Den­noch sei die wert­pa­pier­mäs­sige Verurkun­dung der Mit­glied­schaft der Regelfall, von welchem das Gesetz für die Aktienge­sellschaft aus­ge­he. So sei beispiel­sweise aus Art. 684 Abs. 2 OR zu schliessen, dass das Gesetz dem Aktionär (zumin­d­est impliz­it) einen Anspruch auf Ver­briefung sein­er Mit­glied­schaft gewähren wolle. Der Aktionär habe somit im Prinzip einen geset­zlichen Anspruch auf wert­pa­pier­mäs­sige Ver­briefung sein­er Mit­glied­schaft­srechte (E. 4.3.2). Da die Ver­briefung in einem Wert­pa­pi­er für die Entste­hung, Gel­tend­machung und Über­tra­gung der aktien­rechtlichen Mit­glied­schaft nicht uner­lässlich sei, müsse es der Aktienge­sellschaft freis­te­hen, dieses Recht der Aktionäre in den Statuten aus­drück­lich auszuschliessen. Dies gelte zumin­d­est für Name­nak­tien. Durch eine Regelung in den Statuten der Aktienge­sellschaft lasse sich auch den jew­eili­gen konkreten Umstän­den der einzel­nen Gesellschaft am besten Rech­nung tra­gen. Ins­beson­dere könne damit auf Stufe der einzel­nen Aktienge­sellschaft darauf einge­gan­gen wer­den, dass es etwa bei kleineren, per­so­n­en­be­zo­ge­nen Aktienge­sellschaften oft­mals nicht dem Bedürf­nis der Aktionäre entspreche, ihre Mit­glied­schaft­srechte in ein Wert­pa­pi­er zu klei­den (E. 4.3.3).
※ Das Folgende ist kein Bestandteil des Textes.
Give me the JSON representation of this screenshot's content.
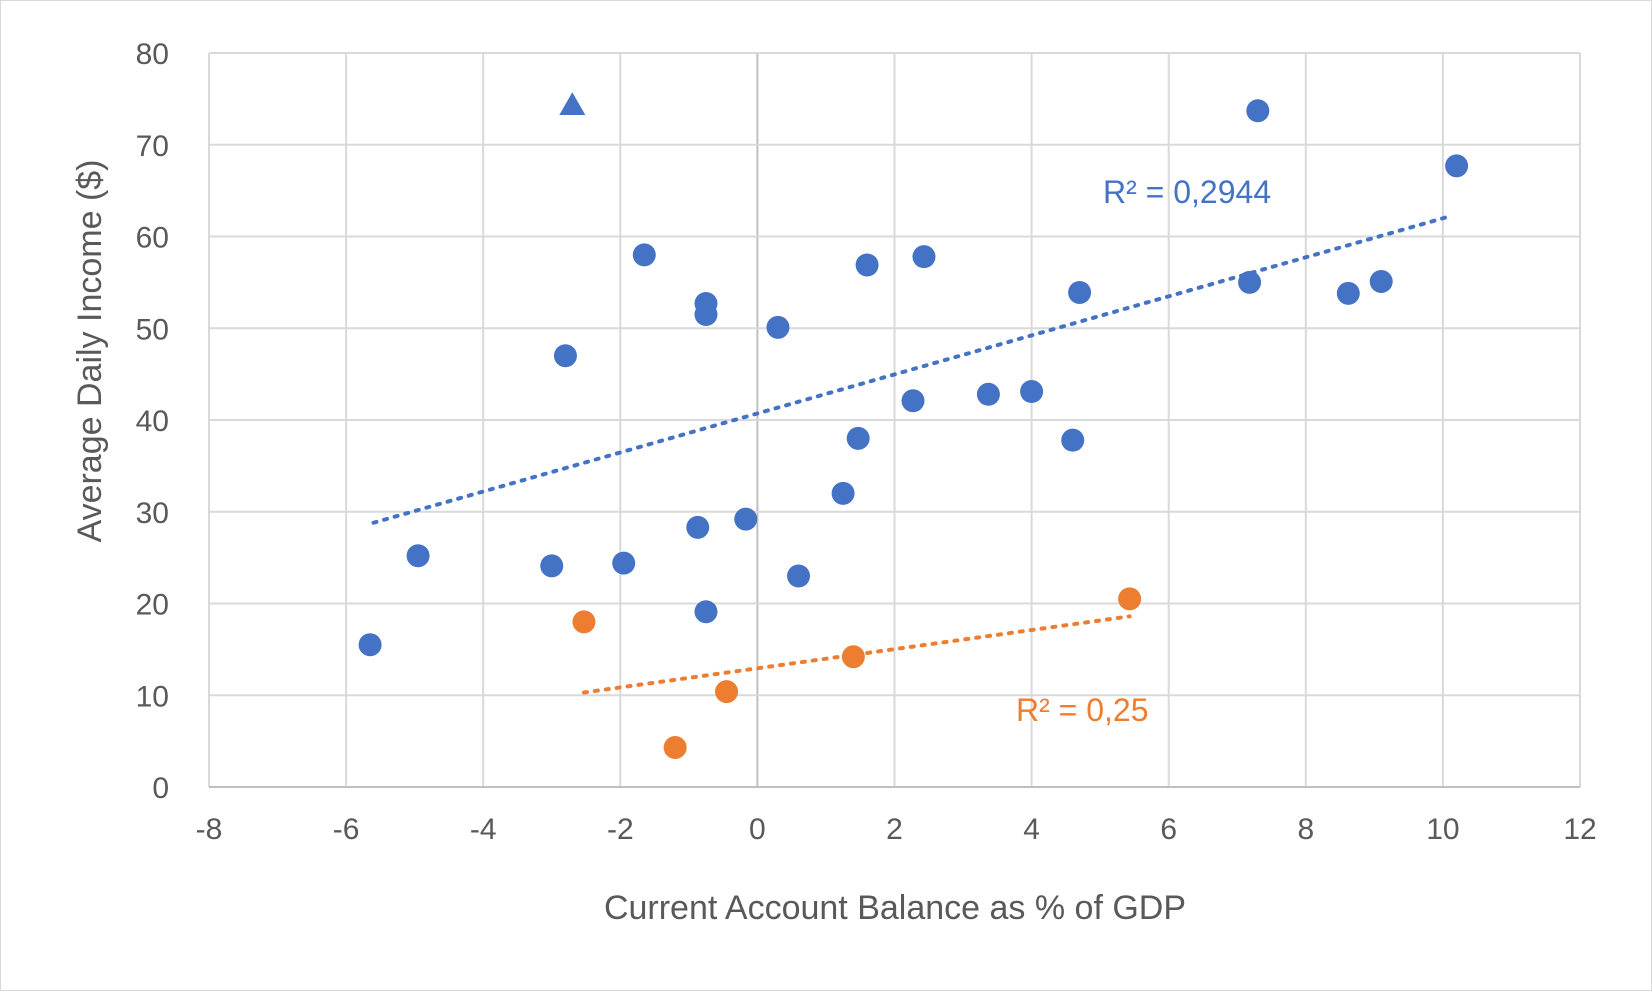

Am grund­sät­zlichen Anspruch des Aktionärs auf Aus­gabe eines Wert­pa­piers ändere auch das neue Aktien­recht nichts, so das Bun­des­gericht weit­er. Auch im rev­i­dierten Aktien­recht gebe es keine explizite Bes­tim­mung zum Anspruch des Aktionärs auf Ver­briefung sein­er Mit­glied­schaft­srechte in einem Wert­pa­pi­er. So enthalte der rev­i­dierte Art. 622 Abs. 5 Satz 1 OR eine Kon­di­tion­al­satz, wom­it nach der Botschaft des Bun­desrats klargestellt wer­den solle, dass Aktienge­sellschaften nicht verpflichtet seien, Akti­en­ti­tel auszugeben. Der Aktionär könne hinge­gen weit­er­hin die Erstel­lung ein­er Beweisurkunde ver­lan­gen. Damit werde indessen auch die hier strit­tige Fage nicht beant­wortet (E. 4.4).

Schliesslich erwog dass Bun­des­gericht, dass es in casu an ein­er statu­tarischen Regelung in den Statuten fehle, wehsalb nicht entsch­ieden wer­den müsse, wie der geset­zliche Anspruch auf Aus­gabe der Aktien als Wert­pa­pi­er in den Statuten im Einzel­nen abzube­din­gen sei (E. 4.3.3 und E. 5).